Tidak Menggerakkan Lisan Dalam Shalat, Wajibkah Mengulang?

Pertanyaan:

“Sebelumnya saya tidak pernah tahu bahwa wajib hukumnya untuk menggerakan lisan ketika membaca dzikir dan surah di dalam shalat. Setelah mengetahuinya, saya pun melakukannya. Namun, apakah shalat saya yang dahulu telah batal dan harus saya ulangi?”

Jawaban:

Dzikir-dzikir yang dilafalkan dengan lisan seperti takbir, membaca Al-Qur’an, tasbih, tahmid, tahlil, dzikir pagi dan sore, dan dzikir-dzikir yang lain diharuskan dalam membacanya untuk menggerakkan lisan. Dan seseorang tidak dianggap telah mengucapkan dzikir-dzikir tersebut kecuali telah menggerakkan lisan untuk membacanya. Sebagian para ahli fikih telah memberikan syarat agar orang yang melafalkan dzikir harus mendengar dengan telinganya sendiri apa yang ia lafalkan. Adapun pendapat yang paling rajih adalah cukup dengan menggerakkan lisan dan mengeluarkan setiap huruf pada makhrajnya (tempat keluar huruf).

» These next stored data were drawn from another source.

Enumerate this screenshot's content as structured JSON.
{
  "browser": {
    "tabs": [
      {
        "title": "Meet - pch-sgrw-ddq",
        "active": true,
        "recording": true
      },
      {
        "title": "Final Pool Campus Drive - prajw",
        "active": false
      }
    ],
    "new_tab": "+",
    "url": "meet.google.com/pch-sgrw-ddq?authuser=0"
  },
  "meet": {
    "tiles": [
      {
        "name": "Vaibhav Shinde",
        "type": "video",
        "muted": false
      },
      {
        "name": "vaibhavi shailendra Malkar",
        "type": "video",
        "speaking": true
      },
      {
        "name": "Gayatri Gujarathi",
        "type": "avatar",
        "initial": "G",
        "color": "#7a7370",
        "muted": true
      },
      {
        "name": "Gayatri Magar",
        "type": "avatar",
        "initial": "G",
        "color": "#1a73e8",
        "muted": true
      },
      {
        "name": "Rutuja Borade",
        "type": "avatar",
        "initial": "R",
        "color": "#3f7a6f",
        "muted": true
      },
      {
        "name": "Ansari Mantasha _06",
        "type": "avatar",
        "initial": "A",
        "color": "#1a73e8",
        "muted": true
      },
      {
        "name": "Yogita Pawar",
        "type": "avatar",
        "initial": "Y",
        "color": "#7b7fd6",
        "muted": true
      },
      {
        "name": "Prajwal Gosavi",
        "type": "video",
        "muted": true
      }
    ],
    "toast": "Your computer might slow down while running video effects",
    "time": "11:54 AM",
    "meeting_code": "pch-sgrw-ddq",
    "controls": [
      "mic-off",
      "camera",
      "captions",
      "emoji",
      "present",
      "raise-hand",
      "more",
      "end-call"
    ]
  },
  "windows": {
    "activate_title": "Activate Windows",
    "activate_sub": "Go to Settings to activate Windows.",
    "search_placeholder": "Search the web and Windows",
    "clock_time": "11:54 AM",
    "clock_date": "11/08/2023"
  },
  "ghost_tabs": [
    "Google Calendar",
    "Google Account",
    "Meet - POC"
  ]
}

Jika seseorang tidak menggerakkan bibir dan lisannya, maka dia hanya dianggap berfikir dengan hati dan pikirannya, bukan mengucapkan suatu lafal. Sedangkan yang dituntut dalam masalah ini adalah melafalkan dan mengucapkan. Apabila engkau pada masa lalu tidak menggerakkan lisan ketika bertakbir atau membaca bacaan shalat karena tidak mengetahui akan kewajibannya, maka kami meminta dan berharap supaya Allah mengampunimu. Adapun shalat yang telah engkau laksanakan, maka tidak harus mengulangi lagi.

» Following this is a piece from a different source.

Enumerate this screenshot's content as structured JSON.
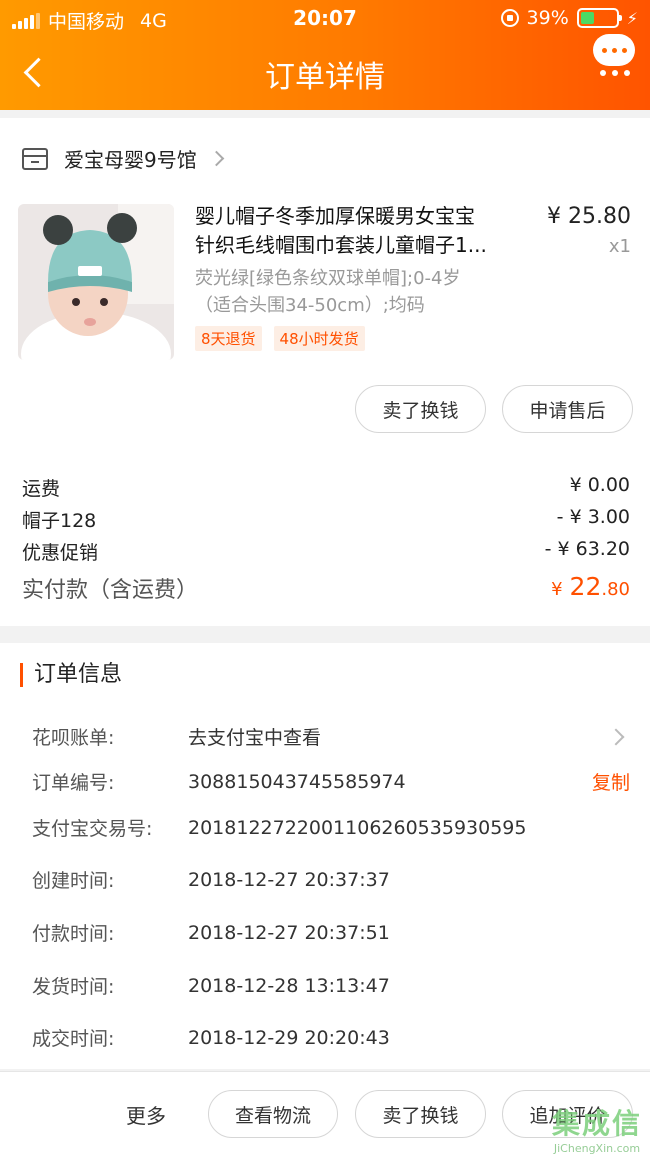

Berkata Syaikh Islam Ibnu Taimiyah,

“Oleh karena itu, kalaulah seseorang tidak bersuci padahal ia diwajibkan untuk bersuci karena nash belum sampai kepadanya, seperti seseorang yang memakan daging unta dan tidak berwudhu setelahnya untuk melaksankan shalat, kemudian ia baru tahu bahwa berwudhu setelah memakan daging unta adalah wajib, atau seseorang yang shalat di tempat unta menderu kemudian ia baru tahu akan hukumnya, apakah ia harus mengulangi shalatnya? Maka dalam masalah ini terdapat dua pendapat yang bersumber dari Imam Ahmad.

“Dan salah satu contoh adalah seseorang yang memegang kemaluannya kemudian ia shalat, kemudian datanglah keterangan bahwa wajib mengulagi wudhu setelah memegang kemuluan.

“Adapun pendapat yang shahih dari setiap masalah di atas adalah tidak wajibnya mengulangi shalat yang telah dilaksanakan. Karena Allah ta’ala memaafkan kesalahan dan lupa. Allah berfirman,

وَمَا كُنَّا مُعَذِّبِيْنَ حَتّٰى نَبْعَثَ رَسُوْلًا

“Dan Kami tidak akan menyiksa sebelum Kami mengutus seorang rasul.” (Al-Isra’: 15)

“Barang siapa yang belum sampai hujjah kepadanya terhadap sesuatu, maka tidak ditetapkan kewajiban atasnya. Oleh karena Nabi tidak memerintahkan kepada Umar dan Amar ketika keduanya dalam keadaaan junub dan tidak menemukan air, Umar tidak melaksanakan shalat sedangkan Amar melaksanakan shalat dengan menggulingkan badan di tanah, Nabi tidak memerintahkan untuk mengulangi shalatnya. Nabi juga tidak memerintahkan kepada Abu Dzar untuk untuk mengulang saat ia dalam keadaan junub berhari-hari. Dan Nabi pun tidak memerintahkan untuk mengulang shalatnya seseorang yang menghadap Baitu Maqdis sebelum datangnya penghapusan syariat tersebut.” (Majmu’ Fatawa lil Imam Ibnu Taimiyah 22/101)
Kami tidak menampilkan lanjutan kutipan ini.